Synthetic fertilizer
Synthetic (inorganic) fertilizers are industrially manufactured chemical compounds that supply essential plant nutrients, typically nitrogen, phosphorus, and potassium.
- Intensive agricultural systems rely heavily on synthetic fertilizers because fast-growing crop varieties rapidly deplete soil nutrients.
- Large monocultures demand continuous nutrient inputs, as they remove nitrogen, phosphorus, and potassium faster than natural processes can replace them.
- Synthetic fertilizers provide an immediate and concentrated nutrient supply, enabling high yields for commercial farming.
- Most synthetic fertilizers are manufactured using fossil fuels, especially natural gas, making production energy-intensive and contributing to climate change.
- Dependence on synthetic fertilizers creates long-term unsustainability, as soils become biologically degraded and farmers must apply increasingly large amounts to maintain yields.
Environmental Problems Created by Synthetic Fertilizers
1. Pollution and Water Contamination
- Most applied fertilizers do not stay in the soil because rainfall dissolves them, causing nutrient runoff into streams, rivers, and lakes.
- Leached nitrates contaminate groundwater, posing health risks such as “blue baby syndrome.”
- Runoff into surface waters leads to eutrophication, creating algal blooms, oxygen depletion, and aquatic biodiversity loss.
- Assuming that eutrophication is caused only by sewage.
- Fertilizers are actually the most widespread global cause.
2. Soil Biological and Chemical Degradation
- Synthetic fertilizers disrupt soil microbial communities, especially organisms involved in the nitrogen cycle.
- Nitrogen-fixing bacteria decline, reducing the soil’s natural ability to replenish nitrogen.
- Nitrifying and denitrifying bacteria increase, accelerating the conversion of nitrogen to gaseous forms.
- This shift weakens natural soil fertility, creating increased dependence on synthetic inputs.
When nitrogen-fixing bacteria decline, soils become less self-sustaining, forcing farmers into a long-term dependency cycle.
3. Greenhouse Gas Emissions from Soil
- Nitrogenous fertilizers increase microbial production of nitrous oxide, a greenhouse gas nearly 300 times more powerful than carbon dioxide.
- Enhanced nitrification and denitrification cause greater nitrogen losses from soil, reducing efficiency and increasing emissions.
- Using synthetic fertilizers is like taking repeated short-term loans.
- Yields increase quickly, but long-term debt (environmental damage) grows.
Positive and Negative Feedback Loops in Fertilizer Use
- Negative feedback occurs when added nitrogen triggers an increase in denitrifying bacteria, which convert nitrates back into atmospheric nitrogen and counteract added nutrients.
- Positive feedback occurs when nitrogen-fixing bacteria decline due to repeated fertilizer use, making soils less fertile and forcing farmers to apply even more fertilizer.
- The positive feedback results in a vicious cycle, where soil degradation increases dependence on synthetic fertilizers year after year.
Why Synthetic-Fertilizer-Based Agriculture Is Unsustainable
- Soil fertility declines over time, leading to nutrient dependency.
- Chemical runoff causes severe water pollution, affecting ecosystems and drinking supplies.
- Fertilizer production requires fossil fuels, contributing to climate change.
- Long-term environmental degradation may reduce yields, harming future food security.
- Natural soil processes become disrupted, reducing resilience to shocks.
Always use the word dependency when explaining why synthetic fertilizers undermine sustainability.
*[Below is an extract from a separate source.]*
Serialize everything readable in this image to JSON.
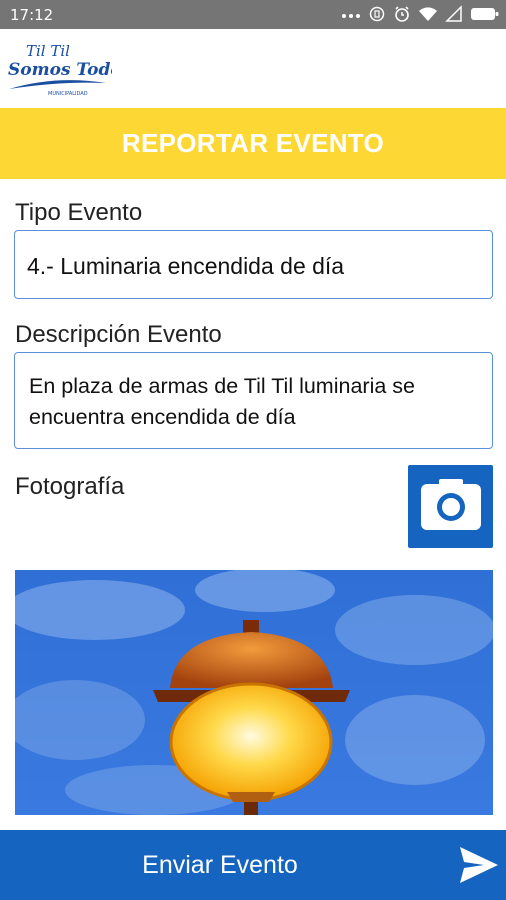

Methods for Improving Soil Fertility Sustainably
1. Fallowing
- Fallowing involves leaving land uncultivated for a season or several years, allowing soils to naturally regenerate nutrients and restore microbial communities.
- Organic matter accumulates in fallow periods, improving soil structure, moisture retention, and biological activity.
- Longer fallow periods are required for poorer soils, while fertile soils can recover more quickly.
- Population pressure reduces fallow lengths, as seen in The Gambia where fallow periods dropped from 30 years to 3 years between 1960 and 1990.
- Fallow fields may attract weeds, but some weeds recycle deep nutrients and protect soil from erosion.
Fallowing is most effective when used as part of crop rotation, where different fields are alternately cultivated and rested.
2. Organic Fertilizers (Manure, Humanure, Compost)
Compost
Compost is partially decomposed organic matter produced from kitchen, garden, and farm waste.